Jetzt noch Steuern sparen

Der Schweizerische Hauseigentümer HEV, 1.12.2017

Von Karl Flubacher, Geschäftsleiter Region Nordwestschweiz beim VZ VermögensZentrum

Einzahlungen in die dritte Säule und Einkäufe in die Pensionskasse sind für Erwerbstätige die mit Abstand wirkungsvollsten Massnahmen, um die Steuerbelastung zu senken. So lassen sich die einbezahlten Beträge vom steuerbaren Einkommen abziehen.

Ein Beispiel: Ein Ehepaar aus Bern mit einem steuerbaren Einkommen von 120'000 Franken kann seine nächste Steuerrechnung um rund 5'870 Franken senken, wenn es bis Ende Jahr insgesamt 20'000 Franken in die Pensionskasse und Säule 3a einzahlt. In Basel-Stadt beträgt die Steuerersparnis in diesem Beispiel rund 5'670 Franken, in Luzern 4'770 Franken und in Zürich 4'720 Franken (siehe Tabelle unten).

So viel kann man einzahlen

Die Beträge in die Säule 3a sind aktuell auf 6'768 Franken pro Jahr beschränkt, falls gleichzeitig Beträge in die Pensionskasse gezahlt werden. Wer keine Pensionskassenbeiträge mehr zahlt, darf bis zu 20 Prozent des jährlichen Nettoeinkommens in die Säule 3a einzahlen, maximal 33'840 Franken.

Wie viel man freiwillig in die Pensionskasse einzahlen kann, sieht man auf dem persönlichen Vorsorgeausweis. Dort wird in der Regel das Einkaufspotenzial aufgeführt. Der Einkaufsbetrag darf vollumfänglich vom steuerbaren Einkommen abgezogen werden. Zudem müssen Zinserträge auf dem einbezahlten Kapital nicht als steuerbares Einkommen und das Pensionskassenguthaben nicht als Vermögen versteuert werden.

Allerdings: Wer vor dem Einkauf Geld aus der Pensionskasse genommen hat, um beispielsweise ein Haus zu kaufen, kann den zusätzlich einbezahlten Betrag in der Regel nur von den Steuern abziehen, wenn der früher gemachte Vorbezug wieder vollständig einbezahlt wurde. Vor dem Einkauf in die Pensionskasse sollte man abklären, was nach dem Tod mit dem einbezahlten Geld geschieht.

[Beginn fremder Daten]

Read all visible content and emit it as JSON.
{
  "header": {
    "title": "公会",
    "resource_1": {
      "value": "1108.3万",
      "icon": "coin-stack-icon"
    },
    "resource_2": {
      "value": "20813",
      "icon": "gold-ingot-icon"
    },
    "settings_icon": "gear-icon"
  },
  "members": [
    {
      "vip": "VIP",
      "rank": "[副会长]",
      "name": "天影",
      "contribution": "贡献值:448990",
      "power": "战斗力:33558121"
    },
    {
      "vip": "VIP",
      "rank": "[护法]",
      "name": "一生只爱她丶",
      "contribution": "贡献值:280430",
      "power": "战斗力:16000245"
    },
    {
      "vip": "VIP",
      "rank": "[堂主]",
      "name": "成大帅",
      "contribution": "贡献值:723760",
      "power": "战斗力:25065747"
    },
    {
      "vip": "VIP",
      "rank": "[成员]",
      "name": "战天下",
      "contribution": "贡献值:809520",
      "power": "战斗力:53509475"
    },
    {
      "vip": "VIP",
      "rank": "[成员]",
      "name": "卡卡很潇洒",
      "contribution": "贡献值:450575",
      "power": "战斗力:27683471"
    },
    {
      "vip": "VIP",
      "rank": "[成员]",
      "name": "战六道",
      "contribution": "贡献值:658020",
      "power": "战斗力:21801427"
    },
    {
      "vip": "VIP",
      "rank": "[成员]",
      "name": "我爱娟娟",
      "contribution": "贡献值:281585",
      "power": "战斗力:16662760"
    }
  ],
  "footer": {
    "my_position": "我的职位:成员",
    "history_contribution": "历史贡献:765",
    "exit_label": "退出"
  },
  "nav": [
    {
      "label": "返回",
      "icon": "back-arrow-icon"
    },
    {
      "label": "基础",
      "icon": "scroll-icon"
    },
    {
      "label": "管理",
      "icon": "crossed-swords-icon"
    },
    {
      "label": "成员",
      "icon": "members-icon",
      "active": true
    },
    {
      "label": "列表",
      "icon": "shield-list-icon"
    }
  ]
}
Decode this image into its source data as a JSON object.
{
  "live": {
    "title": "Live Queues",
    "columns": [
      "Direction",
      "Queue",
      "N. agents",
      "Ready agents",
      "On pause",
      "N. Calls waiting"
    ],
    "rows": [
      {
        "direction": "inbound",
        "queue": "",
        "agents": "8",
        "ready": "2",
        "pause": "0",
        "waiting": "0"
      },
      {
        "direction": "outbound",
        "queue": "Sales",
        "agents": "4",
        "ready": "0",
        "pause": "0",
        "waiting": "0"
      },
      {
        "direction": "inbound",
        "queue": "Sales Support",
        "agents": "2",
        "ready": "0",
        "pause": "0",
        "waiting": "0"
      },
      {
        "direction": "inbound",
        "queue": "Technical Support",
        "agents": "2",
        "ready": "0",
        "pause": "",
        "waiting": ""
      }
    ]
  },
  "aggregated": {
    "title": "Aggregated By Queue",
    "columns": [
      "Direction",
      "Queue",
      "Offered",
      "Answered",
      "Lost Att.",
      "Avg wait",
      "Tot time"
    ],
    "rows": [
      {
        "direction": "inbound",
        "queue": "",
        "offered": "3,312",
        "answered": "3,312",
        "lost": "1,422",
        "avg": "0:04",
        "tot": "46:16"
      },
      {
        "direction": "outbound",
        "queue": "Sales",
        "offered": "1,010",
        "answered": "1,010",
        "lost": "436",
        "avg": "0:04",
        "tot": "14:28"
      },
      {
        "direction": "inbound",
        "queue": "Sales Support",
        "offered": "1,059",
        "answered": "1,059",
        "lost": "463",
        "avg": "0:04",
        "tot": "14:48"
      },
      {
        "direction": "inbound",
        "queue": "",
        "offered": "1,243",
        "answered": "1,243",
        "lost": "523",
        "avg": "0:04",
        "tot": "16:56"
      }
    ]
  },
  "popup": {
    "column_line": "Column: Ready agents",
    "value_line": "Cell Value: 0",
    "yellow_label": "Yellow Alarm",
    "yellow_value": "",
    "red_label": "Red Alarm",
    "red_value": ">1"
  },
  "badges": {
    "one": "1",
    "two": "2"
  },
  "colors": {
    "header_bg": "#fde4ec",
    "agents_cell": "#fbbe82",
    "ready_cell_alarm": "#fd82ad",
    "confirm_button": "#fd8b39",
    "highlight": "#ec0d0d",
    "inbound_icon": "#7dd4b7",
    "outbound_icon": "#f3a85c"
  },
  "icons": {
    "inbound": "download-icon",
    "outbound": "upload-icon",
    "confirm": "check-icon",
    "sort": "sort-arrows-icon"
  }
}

Manche Pensionskassen finanzieren mit den normalen Beiträ-gen und den freiwilligen Einkäufen nur die Hinterbliebenenrente, die dem überlebenden Partner ohnehin zusteht. Will heissen: Bei diesen Pensionskassen erhöhen die freiwilligen Einkäufe die Rente für die Hinterbliebenen nicht. Hinterlässt man niemanden, der von Hinterbliebenenleistungen profitiert, verfällt das Altersguthaben nach dem Tod unter Umständen zugunsten der Pensionskasse - auch die freiwillig einbezahlten Beiträge.

Zuerst in die Säule 3a, dann in die PK einzahlen

Bevor man zusätzliche Beiträge in die Pensionskasse leistet, sollte man den Maximalbetrag in die Säule 3a einzahlen. Grund: Verpasste Einzahlungen können in der Säule 3a nicht nachgeholt werden. Es entsteht eine Lücke.

Demgegenüber lassen sich freiwillige Einkäufe in die Pensionskasse aufschieben. Sie sind vor allem in den Jahren vor der Pensionierung am rentabelsten. Wichtig: Wer sein Altersguthaben oder einen Teil davon bei der Pensionierung als Kapital beziehen möchte, muss sich spätestens drei Jahre vorher einkaufen. Sonst werden die Steuern fällig, die man durch den Einkauf gespart hat. Für den Rentenbezug gelten in der Regel keine Fristen.

Wer trifft die Anlageentscheidung?

Bei der Säule 3a kann man selber entscheiden, wie das Guthaben angelegt werden soll. Praktisch alle Banken bieten neben einem Zinskonto auch eine Wertschriftenlösung an, bei der bis zu 50 Prozent des Guthabens in Aktien investiert werden können.

Unter gewissen Bedingungen können diese noch erweitert werden, wodurch ein höherer Aktienanteil möglich wird. Höhere Aktienquoten sind vor allem für jüngere und Vorsorgesparer mit einer höheren Risikotoleranz interessant. Innerhalb der Pensionskasse können Versicherte die Anlagestrategie nur sehr selten beeinflussen.